就任以来、東南アジア諸国との関係強化に力を入れてきた日本の安倍晋三首相が、13日から15日までの日程で東京で開催される「日本-ASEAN(東南アジア諸国連合)特別首脳会議」を通じ、東南アジア諸国とのこれまで以上の結束強化に本格的に乗り出す。
1967年に設立されたASEANには現在、フィリピン、シンガポール、タイ、インドネシア、ブルネイ、ベトナム、カンボジアなど10カ国が加盟している。安倍首相は今年1月のベトナム、タイ、インドネシア訪問を皮切りに、すでに加盟10カ国全てを訪問するなど、ASEAN諸国との連携に力を入れてきた。安倍首相は12日午前には首相官邸でマレーシアのナジブ首相と会談した。今回の特別首脳会議で安倍首相は本格的な中国けん制に乗り出している。日本はかつてASEAN諸国と首脳会談を行う際、韓国と中国も含めた「ASEAN+3」という形を取ってきた。ところが今回は「日本とASEAN友好40周年記念」を口実に、韓国と中国は招待しなかった。
安倍首相は今回の首脳会議を通じ、ASEAN諸国向けに通貨スワップの拡大を含む複数の経済支援策を発表する予定だ。現在、日本はインドネシアと120億ドル(約1兆2400億円)、フィリピンと60億ドル(約6200億円)規模のスワップ協定を締結しているが、この規模を今後2倍ほどに拡大する方向で検討を進めており、さらにタイ、シンガポール、マレーシアとの通貨スワップ協定も復活させる方向で検討している。かつて日本はタイと60億ドル、マレーシアと10億ドル(約1030億円)、シンガポールと30億ドル(約3100億円)のスワップ協定を締結していた。さらに安倍首相はASEAN向けのODA(政府開発援助)拡大の方針についても発表する予定だ。日本経済新聞は12日付で「日本はASEAN諸国における災害対策支援の名目で、およそ3000億円規模の政府開発援助を提供する」と報じた。
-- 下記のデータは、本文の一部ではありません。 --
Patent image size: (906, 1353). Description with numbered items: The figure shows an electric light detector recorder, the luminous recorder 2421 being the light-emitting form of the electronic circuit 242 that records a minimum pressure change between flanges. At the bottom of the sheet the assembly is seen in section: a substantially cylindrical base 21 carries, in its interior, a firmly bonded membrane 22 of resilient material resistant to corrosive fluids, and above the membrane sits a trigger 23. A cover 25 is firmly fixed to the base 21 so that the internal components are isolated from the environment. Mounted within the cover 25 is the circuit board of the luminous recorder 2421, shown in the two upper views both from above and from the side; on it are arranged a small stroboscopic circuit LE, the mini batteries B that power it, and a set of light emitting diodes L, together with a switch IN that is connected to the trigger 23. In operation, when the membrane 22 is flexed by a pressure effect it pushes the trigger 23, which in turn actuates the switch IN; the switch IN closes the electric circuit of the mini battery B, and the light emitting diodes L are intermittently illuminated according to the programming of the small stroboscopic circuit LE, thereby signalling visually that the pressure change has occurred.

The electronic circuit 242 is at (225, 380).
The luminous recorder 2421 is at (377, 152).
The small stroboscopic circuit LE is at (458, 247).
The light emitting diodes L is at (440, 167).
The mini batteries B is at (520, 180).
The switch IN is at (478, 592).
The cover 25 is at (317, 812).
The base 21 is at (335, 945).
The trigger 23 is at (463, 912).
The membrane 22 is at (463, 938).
今回の特別首脳会議での最も重要な議題は「中国による防空識別圏の設定」となる見通しだ。安倍首相はナジブ首相との会談で、今回の中国による防空識別圏設定に懸念を示し、ナジブ首相も「日本の懸念を理解する」と述べた。安倍首相は中国が近く南シナ海でも防空識別圏を設定することを示唆していることについて「ASEAN諸国に大きな影響を及ぼしかねない」と強調した。
共同通信は12日、日本政府が取りまとめた共同声明の原案について報じ、その中で「公海上空での飛行の自由と安全の重要性」に言及されていることを明らかにした。またフィリピンなどが南シナ海の島々について中国と領有権争いをしていることを念頭に、原案には「航海の自由を保障し、関係する紛争は国際法に基づいて平和的な方法で解決すべき」との内容も含まれている。しかし共同通信は「ASEAN諸国がこの原案にどこまで応じるかは未知数」とも伝えている。安倍首相は今年10月、ブルネイで開催された日本-ASEAN首脳会議でも、中国をけん制する内容が含まれた共同声明を事前に準備していたが、一部の国が中国を意識して難色を示したため、表現が一部修正されていたことが後から分かった。